И тогда Клаус понял, что пришло время принять решение. Двадцать лет после войны пролетели быстро. Город еще не оправился от той фактически единственной, но страшной бомбардировки английской авиации в 1944-м, и многие дома так и стояли в руинах.
Город менялся, но для Клауса это было очень болезненное время. Порой ему казалось, что его душу рвут на части, особенно когда советским правительством было принято решение о депортации немецкого населения в Германию. Почти все местные немцы были отправлены в Германию к 1947 году. Только некоторые специалисты помогали восстанавливать работу предприятий вплоть до 1948-го и даже до 1949 года, но и они не получили советское гражданство и впоследствии были депортированы в Германию. Вместо них в город были переселены советские граждане из Центральной России.

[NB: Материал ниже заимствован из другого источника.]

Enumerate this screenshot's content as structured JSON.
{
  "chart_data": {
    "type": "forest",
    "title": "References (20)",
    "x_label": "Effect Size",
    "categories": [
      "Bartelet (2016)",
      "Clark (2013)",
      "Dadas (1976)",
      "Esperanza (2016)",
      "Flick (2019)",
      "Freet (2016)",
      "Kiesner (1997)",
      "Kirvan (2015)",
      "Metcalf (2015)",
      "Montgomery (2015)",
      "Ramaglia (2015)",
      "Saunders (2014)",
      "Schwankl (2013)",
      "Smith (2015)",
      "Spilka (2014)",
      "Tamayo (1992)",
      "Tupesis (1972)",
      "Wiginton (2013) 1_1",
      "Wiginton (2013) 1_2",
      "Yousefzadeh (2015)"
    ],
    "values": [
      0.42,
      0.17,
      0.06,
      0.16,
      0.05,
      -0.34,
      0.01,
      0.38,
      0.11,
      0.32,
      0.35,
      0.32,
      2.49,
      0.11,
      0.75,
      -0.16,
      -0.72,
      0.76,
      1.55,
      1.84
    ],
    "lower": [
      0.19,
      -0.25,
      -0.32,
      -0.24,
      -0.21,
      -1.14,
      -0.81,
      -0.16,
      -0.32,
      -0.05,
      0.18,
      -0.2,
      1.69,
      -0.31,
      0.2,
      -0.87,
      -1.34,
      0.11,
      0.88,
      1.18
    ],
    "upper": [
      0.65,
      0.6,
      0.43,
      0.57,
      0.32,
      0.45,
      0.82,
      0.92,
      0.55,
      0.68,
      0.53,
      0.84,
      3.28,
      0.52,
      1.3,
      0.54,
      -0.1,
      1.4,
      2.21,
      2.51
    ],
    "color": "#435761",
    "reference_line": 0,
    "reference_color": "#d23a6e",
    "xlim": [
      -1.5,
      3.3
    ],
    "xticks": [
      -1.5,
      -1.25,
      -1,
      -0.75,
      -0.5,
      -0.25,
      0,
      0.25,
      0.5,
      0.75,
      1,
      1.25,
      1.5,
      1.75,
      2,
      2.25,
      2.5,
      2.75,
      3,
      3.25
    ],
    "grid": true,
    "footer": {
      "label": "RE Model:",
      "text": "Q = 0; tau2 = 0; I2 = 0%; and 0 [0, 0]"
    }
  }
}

Депортировали даже старенькую фрау Марту, которая фактически вырастила его, и он почитал ее своей второй матерью. Не миновать бы и Клаусу высылки, но помог отец рыжего Арво. За документы Клаус отдал фамильный перстень, серебряный портсигар дяди и канистру спирта, которую он в свое время приватизировал в «Лаборатории 13» как человек, отвечающий за техническое обеспечение оборудования. Зато теперь в его паспорте значилось, что Клаус Райнц – литовец по национальности и родился в деревне, название которой состояло в основном из согласных букв. Деревня была полностью сожжена во время оккупации, и возможность найти кого-то, кто мог бы опровергнуть происхождение Клауса, представлялась маловероятной.

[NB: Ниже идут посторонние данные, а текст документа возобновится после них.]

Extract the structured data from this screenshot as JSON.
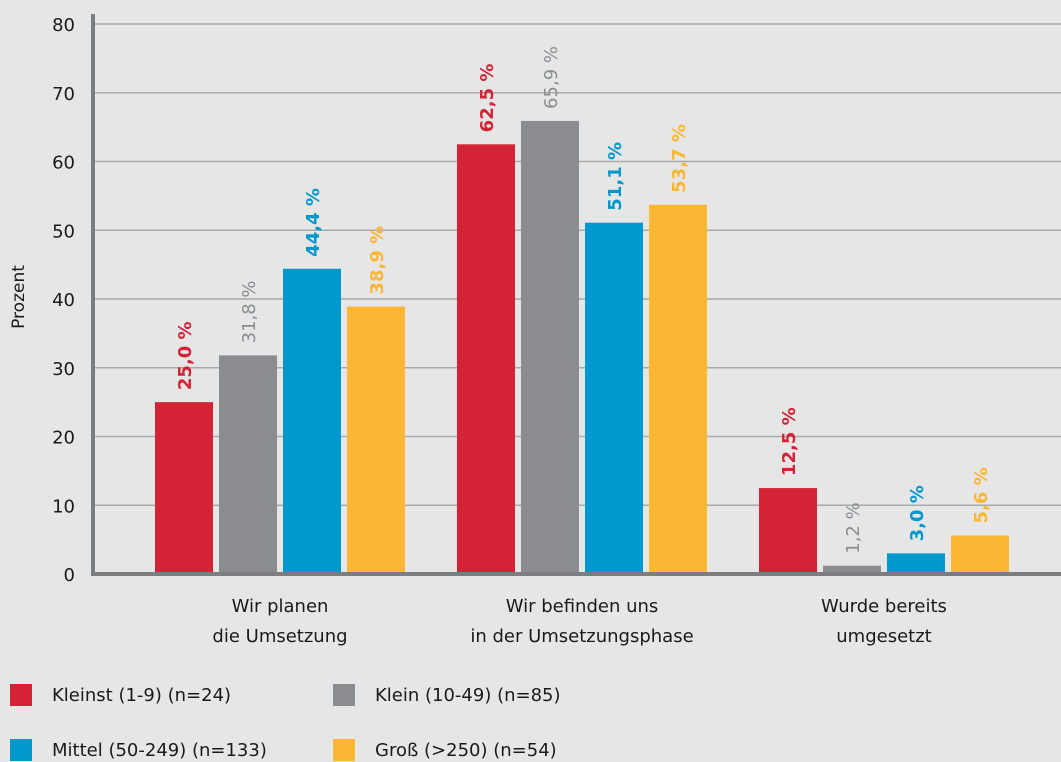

Советские власти не уделяли никакого внимания наследию немецкой культуры. С отчаянием смотрели Клаус и бывшие работники музеев и галерей, как вагонами вывозят остатки коллекций. Описи если и составлялись, то, на взгляд специалистов, выглядели просто абсурдно. Например, в вагон грузили «картины голландских и французских мастеров XVII–XIX веков». Старый город не восстанавливался, а руины замка (следствие бомбардировок союзников) были снесены в конце 1960-х годов, несмотря на протесты архитекторов, историков, краеведов и просто жителей города. Клаус, как мог, пытался сохранить остатки былого величия города, но при этом он никогда и не помышлял о том, чтобы вернуться в Германию.

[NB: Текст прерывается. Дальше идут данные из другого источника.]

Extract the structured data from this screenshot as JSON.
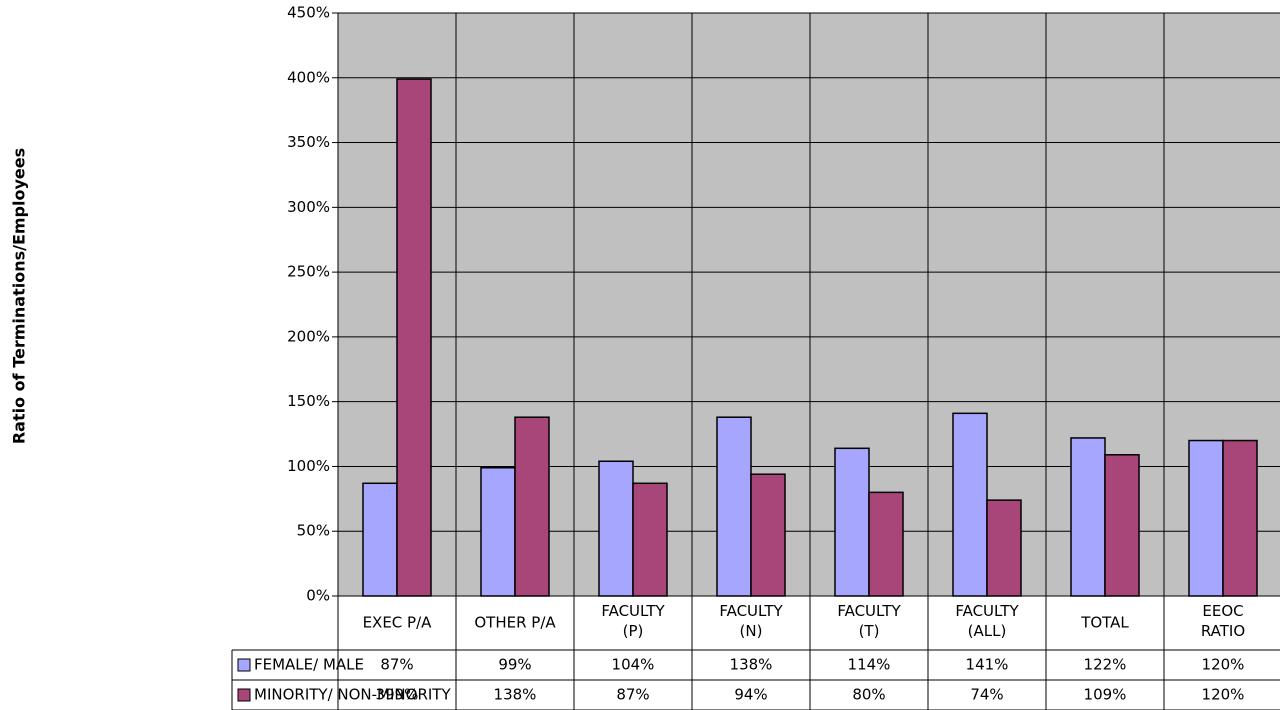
{
  "chart_data": {
    "type": "bar",
    "y_label": "Ratio of Terminations/Employees",
    "categories": [
      "EXEC P/A",
      "OTHER P/A",
      "FACULTY (P)",
      "FACULTY (N)",
      "FACULTY (T)",
      "FACULTY (ALL)",
      "TOTAL",
      "EEOC RATIO"
    ],
    "series": [
      {
        "name": "FEMALE/ MALE",
        "color": "#a6a6ff",
        "values": [
          87,
          99,
          104,
          138,
          114,
          141,
          122,
          120
        ],
        "value_labels": [
          "87%",
          "99%",
          "104%",
          "138%",
          "114%",
          "141%",
          "122%",
          "120%"
        ]
      },
      {
        "name": "MINORITY/ NON-MINORITY",
        "color": "#a8467a",
        "values": [
          399,
          138,
          87,
          94,
          80,
          74,
          109,
          120
        ],
        "value_labels": [
          "399%",
          "138%",
          "87%",
          "94%",
          "80%",
          "74%",
          "109%",
          "120%"
        ]
      }
    ],
    "ylim": [
      0,
      450
    ],
    "yticks": [
      {
        "value": 0,
        "label": "0%"
      },
      {
        "value": 50,
        "label": "50%"
      },
      {
        "value": 100,
        "label": "100%"
      },
      {
        "value": 150,
        "label": "150%"
      },
      {
        "value": 200,
        "label": "200%"
      },
      {
        "value": 250,
        "label": "250%"
      },
      {
        "value": 300,
        "label": "300%"
      },
      {
        "value": 350,
        "label": "350%"
      },
      {
        "value": 400,
        "label": "400%"
      },
      {
        "value": 450,
        "label": "450%"
      }
    ],
    "grid": true,
    "plot_background": "#c0c0c0"
  }
}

Он осознал свое предназначение и нашел Тайну. Ну, почти нашел. И теперь Клаус пребывал на том же перепутье, где в свое время оказался его учитель Карл. Только у дяди не было полной уверенности в том, что он может отыскать. И у него не было ключа. У Клауса есть ключ – его медальон. И крепнущая уверенность, почти знание, что именно он найдет за запертой дверью. Клаус не терял времени даром. Он учился на историческом факультете, окончил университет с блеском, защитил кандидатскую и на сегодняшний день был уже без пяти минут доктором наук. Он занимался любимым делом, писал и исследовал то, что ему нравилось, – историю этого прекрасного края, который стал его родиной, его землей. Тема работ Клауса Райнца была выдержана в актуальных и идеологически верных терминах, он читал лекции, и студенты толпами приходили послушать его. Но параллельно… параллельно он вел и другие исследования. И все складывалось одно к одному. Его детские поиски, карты города, которые они чертили, будучи мальчишками. Карты, где медиумы из «Лаборатории 13» отмечали места силы. Древние легенды. Рукописи и исследования. Он уже почти знает. Осталось решиться и пройти по открывающемуся пути. И сделать выбор.